How to Help an Editor

If you’re submitting your fiction manuscript to a traditional publishing house, here are some ways to make your editor’s job a lot easier. I’m not sure how the process works with nonfiction. I believe they only submit a manuscript proposal, a marketing plan, and perhaps a few chapters — depending on the rules of the individual publishing house. I don’t think the author has to have written the entire manuscript at the time of submission. Anyway… if you want to do submissions editors a favor, you can:

1. At the very least, run Microsoft Word’s spellcheck before you submit. At the VERY least. Yes, we’re all human and we make mistakes, but blatant errors are embarrassing.

2. Do not rush to submit your manuscript. Make sure it’s the best it can possibly be before you send it out. Check your logic and your facts. (Yes, even fiction can rely on facts.)

3. Have at least one other person read the manuscript before you send it on to a submissions editor. This person can help you find errors (both grammatical and logical) so you’ll have a better chance of your submission being accepted.

4. Read your work out loud. If you do, you’ll come across sentences that sound strange and need to be fixed. Don’t be lazy. Fix your sentences. A submissions editor is not going to fix them for you; instead, he will assume you are lazy and will reject your work.

5. Clean up the formatting before you send. Make sure fonts are uniform, line spacing is consistent, etc. Again, getting another person to read or look over your manuscript is a big help with this.

6. Read books or articles about the publishing process so you’ll know what to expect… and how not to make an editor angry.

In other words, the submissions editor should not be the first person besides you, the author, to read or look at the manuscript. As the author, your responsibility is to make your book the absolute best it can be. There is no room for laziness in the publishing industry, especially these days, when it seems like everyone and his brother is writing a book.

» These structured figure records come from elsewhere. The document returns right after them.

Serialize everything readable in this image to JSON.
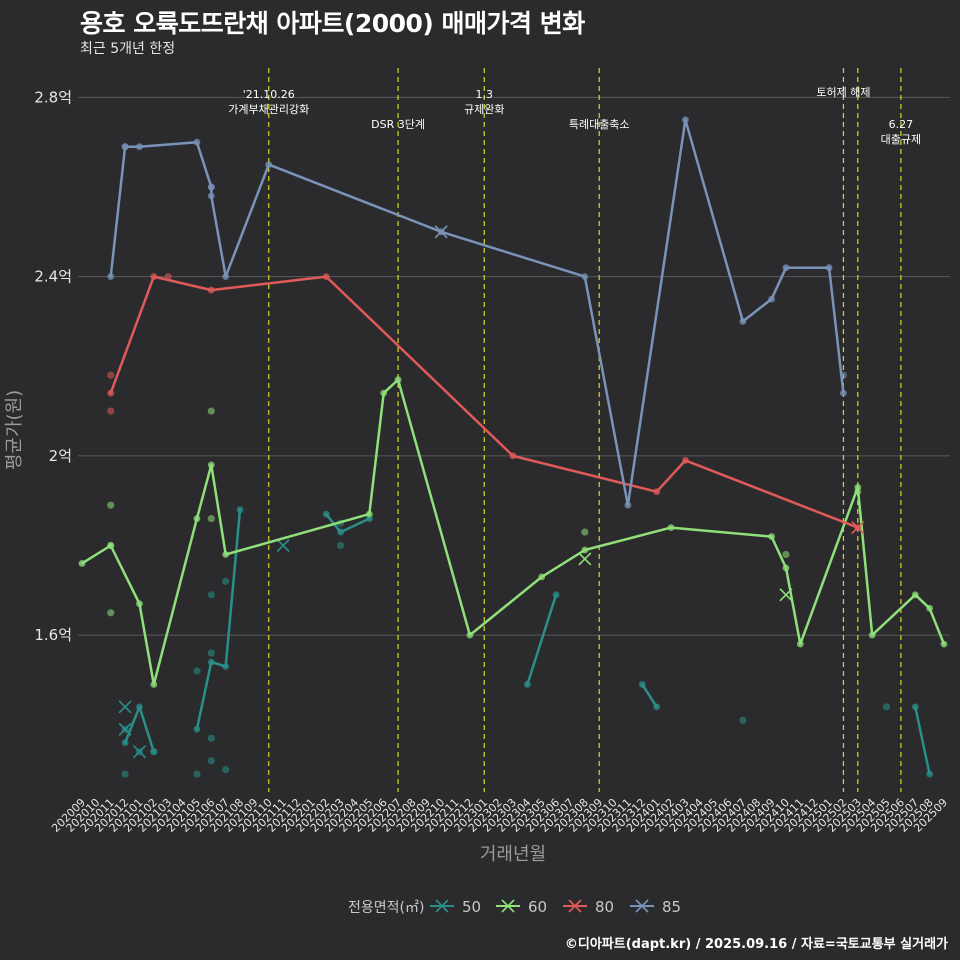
{
  "title": "용호 오륙도뜨란채 아파트(2000) 매매가격 변화",
  "subtitle": "최근 5개년 한정",
  "footer": "©디아파트(dapt.kr) / 2025.09.16 / 자료=국토교통부 실거래가",
  "chart_data": {
    "type": "line",
    "xlabel": "거래년월",
    "ylabel": "평균가(원)",
    "ylim": [
      1.25,
      2.87
    ],
    "x_categories": [
      "202009",
      "202010",
      "202011",
      "202012",
      "202101",
      "202102",
      "202103",
      "202104",
      "202105",
      "202106",
      "202107",
      "202108",
      "202109",
      "202110",
      "202111",
      "202112",
      "202201",
      "202202",
      "202203",
      "202204",
      "202205",
      "202206",
      "202207",
      "202208",
      "202209",
      "202210",
      "202211",
      "202212",
      "202301",
      "202302",
      "202303",
      "202304",
      "202305",
      "202306",
      "202307",
      "202308",
      "202309",
      "202310",
      "202311",
      "202312",
      "202401",
      "202402",
      "202403",
      "202404",
      "202405",
      "202406",
      "202407",
      "202408",
      "202409",
      "202410",
      "202411",
      "202412",
      "202501",
      "202502",
      "202503",
      "202504",
      "202505",
      "202506",
      "202507",
      "202508",
      "202509"
    ],
    "y_ticks": [
      {
        "value": 1.6,
        "label": "1.6억"
      },
      {
        "value": 2.0,
        "label": "2억"
      },
      {
        "value": 2.4,
        "label": "2.4억"
      },
      {
        "value": 2.8,
        "label": "2.8억"
      }
    ],
    "events": [
      {
        "x": 13,
        "lines": [
          "'21.10.26",
          "가계부채관리강화"
        ],
        "ly": 1
      },
      {
        "x": 22,
        "lines": [
          "DSR 3단계"
        ],
        "ly": 2
      },
      {
        "x": 28,
        "lines": [
          "1.3",
          "규제완화"
        ],
        "ly": 1
      },
      {
        "x": 36,
        "lines": [
          "특례대출축소"
        ],
        "ly": 2
      },
      {
        "x": 53,
        "lines": [
          "토허제 해제"
        ],
        "ly": 0
      },
      {
        "x": 54,
        "lines": [],
        "ly": 0
      },
      {
        "x": 57,
        "lines": [
          "6.27",
          "대출규제"
        ],
        "ly": 3
      }
    ],
    "legend": {
      "title": "전용면적(㎡)",
      "items": [
        "50",
        "60",
        "80",
        "85"
      ]
    },
    "series": [
      {
        "name": "50",
        "color": "#2a8f8a",
        "segments": [
          [
            [
              8,
              1.39
            ],
            [
              9,
              1.54
            ],
            [
              10,
              1.53
            ],
            [
              11,
              1.88
            ]
          ],
          [
            [
              17,
              1.87
            ],
            [
              18,
              1.83
            ],
            [
              20,
              1.86
            ]
          ],
          [
            [
              31,
              1.49
            ],
            [
              33,
              1.69
            ]
          ],
          [
            [
              39,
              1.49
            ],
            [
              40,
              1.44
            ]
          ],
          [
            [
              58,
              1.44
            ],
            [
              59,
              1.29
            ]
          ],
          [
            [
              3,
              1.36
            ],
            [
              4,
              1.44
            ],
            [
              5,
              1.34
            ]
          ]
        ],
        "points": [
          [
            3,
            1.29
          ],
          [
            3,
            1.39
          ],
          [
            4,
            1.34
          ],
          [
            5,
            1.34
          ],
          [
            8,
            1.29
          ],
          [
            8,
            1.52
          ],
          [
            9,
            1.32
          ],
          [
            9,
            1.37
          ],
          [
            9,
            1.56
          ],
          [
            9,
            1.69
          ],
          [
            10,
            1.3
          ],
          [
            10,
            1.72
          ],
          [
            18,
            1.85
          ],
          [
            18,
            1.8
          ],
          [
            46,
            1.41
          ],
          [
            56,
            1.44
          ]
        ],
        "crosses": [
          [
            3,
            1.39
          ],
          [
            3,
            1.44
          ],
          [
            4,
            1.34
          ],
          [
            14,
            1.8
          ]
        ]
      },
      {
        "name": "60",
        "color": "#8fe07a",
        "segments": [
          [
            [
              0,
              1.76
            ],
            [
              2,
              1.8
            ],
            [
              4,
              1.67
            ],
            [
              5,
              1.49
            ],
            [
              8,
              1.86
            ],
            [
              9,
              1.98
            ],
            [
              10,
              1.78
            ],
            [
              20,
              1.87
            ],
            [
              21,
              2.14
            ],
            [
              22,
              2.17
            ],
            [
              27,
              1.6
            ],
            [
              32,
              1.73
            ],
            [
              35,
              1.79
            ],
            [
              41,
              1.84
            ],
            [
              48,
              1.82
            ],
            [
              49,
              1.75
            ],
            [
              50,
              1.58
            ],
            [
              54,
              1.93
            ],
            [
              55,
              1.6
            ],
            [
              58,
              1.69
            ],
            [
              59,
              1.66
            ],
            [
              60,
              1.58
            ]
          ]
        ],
        "points": [
          [
            2,
            1.89
          ],
          [
            2,
            1.8
          ],
          [
            2,
            1.65
          ],
          [
            9,
            1.86
          ],
          [
            9,
            2.1
          ],
          [
            35,
            1.83
          ],
          [
            49,
            1.78
          ],
          [
            54,
            1.92
          ]
        ],
        "crosses": [
          [
            35,
            1.77
          ],
          [
            49,
            1.69
          ]
        ]
      },
      {
        "name": "80",
        "color": "#e05a5a",
        "segments": [
          [
            [
              2,
              2.14
            ],
            [
              5,
              2.4
            ],
            [
              9,
              2.37
            ],
            [
              17,
              2.4
            ],
            [
              30,
              2.0
            ],
            [
              40,
              1.92
            ],
            [
              42,
              1.99
            ],
            [
              54,
              1.84
            ]
          ]
        ],
        "points": [
          [
            2,
            2.18
          ],
          [
            2,
            2.1
          ],
          [
            6,
            2.4
          ]
        ],
        "crosses": [
          [
            54,
            1.84
          ]
        ]
      },
      {
        "name": "85",
        "color": "#7a93b8",
        "segments": [
          [
            [
              2,
              2.4
            ],
            [
              3,
              2.69
            ],
            [
              4,
              2.69
            ],
            [
              8,
              2.7
            ],
            [
              9,
              2.6
            ],
            [
              9,
              2.58
            ],
            [
              10,
              2.4
            ],
            [
              13,
              2.65
            ],
            [
              25,
              2.5
            ],
            [
              35,
              2.4
            ],
            [
              38,
              1.89
            ],
            [
              42,
              2.75
            ],
            [
              46,
              2.3
            ],
            [
              48,
              2.35
            ],
            [
              49,
              2.42
            ],
            [
              52,
              2.42
            ],
            [
              53,
              2.14
            ]
          ]
        ],
        "points": [
          [
            3,
            2.69
          ],
          [
            9,
            2.6
          ],
          [
            53,
            2.18
          ]
        ],
        "crosses": [
          [
            25,
            2.5
          ]
        ]
      }
    ]
  }
}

Even for self-publishing, where you bypass a submissions editor and do everything yourself, you should absolutely follow all the above guidelines. Putting an unedited or badly formatted book out into the market will only make you look like you don’t really care and haven’t done your research. You don’t want to embarrass yourself that way; trust me.

11 thoughts on “How to Help an Editor

  1. Oh man, checking your facts is so important. My book made it through like eight rounds of beta reading before my astrophysics major friend finally pointed out that I had the brightness level of the binary stars in the Sirius system mixed up. I was like … A) thank you!, and B) how do you know this???